Plain TeX and LaTeX interfaces

Suppose the user wants to load multiple user extensions such as witiko/extensions/strikeThrough and witiko/extensions/superscript. One way to do this in the LaTeX interface might be to specify the extension=... option several times:

\documentclass{article}
\usepackage[theme=witiko/extensions]{markdown}
\begin{document}
\begin{markdown}[extension=witiko/extensions/strikeThrough,
                 extension=witiko/extensions/superscript]
Hello, ~~world~~^^Markdown^^.
\end{markdown}
\end{document}

This matches the behaviour of several other LaTeX-specific options, such as theme, snippet, and code, which all correspond to imperative commands rather than variable declarations.

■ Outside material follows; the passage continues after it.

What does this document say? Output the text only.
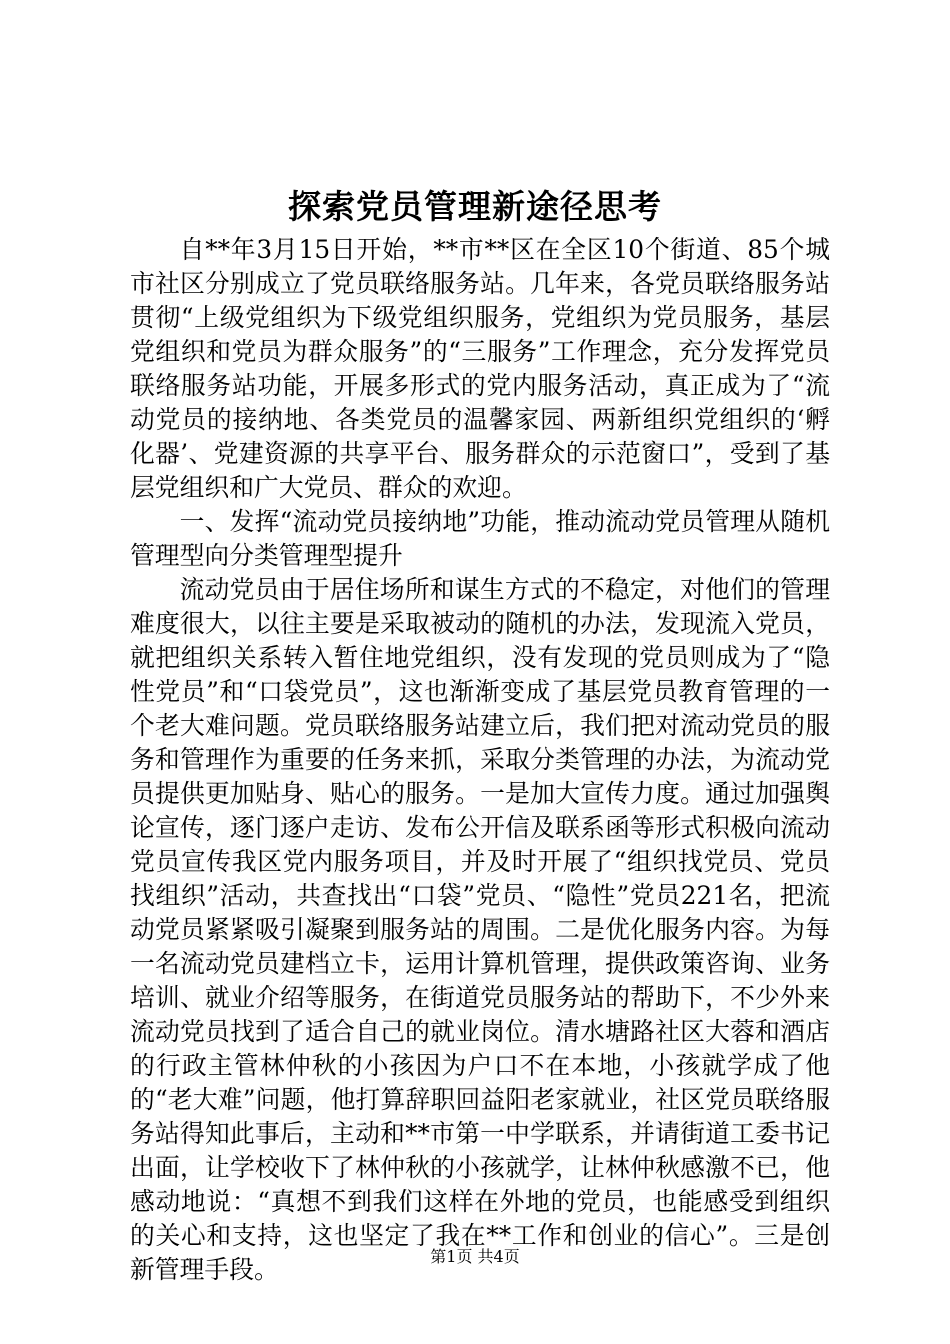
探索党员管理新途径思考

自**年3月15日开始，**市**区在全区10个街道、85个城市社区分别成立了党员联络服务站。几年来，各党员联络服务站贯彻“上级党组织为下级党组织服务，党组织为党员服务，基层党组织和党员为群众服务”的“三服务”工作理念，充分发挥党员联络服务站功能，开展多形式的党内服务活动，真正成为了“流动党员的接纳地、各类党员的温馨家园、两新组织党组织的‘孵化器’、党建资源的共享平台、服务群众的示范窗口”，受到了基层党组织和广大党员、群众的欢迎。

一、发挥“流动党员接纳地”功能，推动流动党员管理从随机管理型向分类管理型提升

流动党员由于居住场所和谋生方式的不稳定，对他们的管理难度很大，以往主要是采取被动的随机的办法，发现流入党员，就把组织关系转入暂住地党组织，没有发现的党员则成为了“隐性党员”和“口袋党员”，这也渐渐变成了基层党员教育管理的一个老大难问题。党员联络服务站建立后，我们把对流动党员的服务和管理作为重要的任务来抓，采取分类管理的办法，为流动党员提供更加贴身、贴心的服务。一是加大宣传力度。通过加强舆论宣传，逐门逐户走访、发布公开信及联系函等形式积极向流动党员宣传我区党内服务项目，并及时开展了“组织找党员、党员找组织”活动，共查找出“口袋”党员、“隐性”党员221名，把流动党员紧紧吸引凝聚到服务站的周围。二是优化服务内容。为每一名流动党员建档立卡，运用计算机管理，提供政策咨询、业务培训、就业介绍等服务，在街道党员服务站的帮助下，不少外来流动党员找到了适合自己的就业岗位。清水塘路社区大蓉和酒店的行政主管林仲秋的小孩因为户口不在本地，小孩就学成了他的“老大难”问题，他打算辞职回益阳老家就业，社区党员联络服务站得知此事后，主动和**市第一中学联系，并请街道工委书记出面，让学校收下了林仲秋的小孩就学，让林仲秋感激不已，他感动地说：“真想不到我们这样在外地的党员，也能感受到组织的关心和支持，这也坚定了我在**工作和创业的信心”。三是创新管理手段。	第1页 共4页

In the plain TeX interface, the corresponding \markdownOptionExtension option would be a comma list, which would constitute a new option type (clist) in addition to the current boolean, counter, number, path, and slice:

\input markdown
\def\markdownOptionExtension{witiko/extensions/strikeThrough, witiko/extensions/superscript}
\markdownBegin
Hello, ~~world~~^^Markdown^^.
\markdownEnd
\bye

A LaTeX user who wants to remove items from \markdownOptionExtension, perhaps to remove default extensions set for the document, would need to use the plain TeX interface, which is less than idea. Furthermore, the name \markdownOptionExtension seems to imply that the option specifies a single user extension rather than a list, which seems confusing. To fix these issues, the plain TeX option could be named \markdownOptionExtensions (plural) and LaTeX users would be given two corresponding options:

1. extension, which would add a user extension to the end of the current list of extensions

2. extensions, which would explicitly set the list of user extensions:

   \documentclass{article}
   \usepackage[theme=witiko/extensions]{markdown}
   \begin{document}
   \begin{markdown}[extensions={witiko/extensions/strikeThrough,
                                witiko/extensions/superscript}]
   Hello, ~~world~~^^Markdown^^.
   \end{markdown}
   \end{document}

[Witiko]

Here is the first draft of the Lua interface of user-defined syntax extensions as it is implemented in #182:

[Witiko]

[Witiko]

And we are live! 😉 http://witiko.github.io/markdown/#option-extensions

@writersglen, this should be interesting to you. Since version 2.17.0, the Markdown package supports user-defined syntax extensions, see the above link for an example. This means that you can extend Markdown without going to the trouble of forking it.

[Witiko]

Here is an extended example of a user-defined syntax extension. More information to be released in an upcoming TUGboat article. Should you have any questions, feel free to join our Matrix and Discord communities.

[Witiko]

More information about user-defined syntax extensions were published in a TUGboat article (Section 2.2).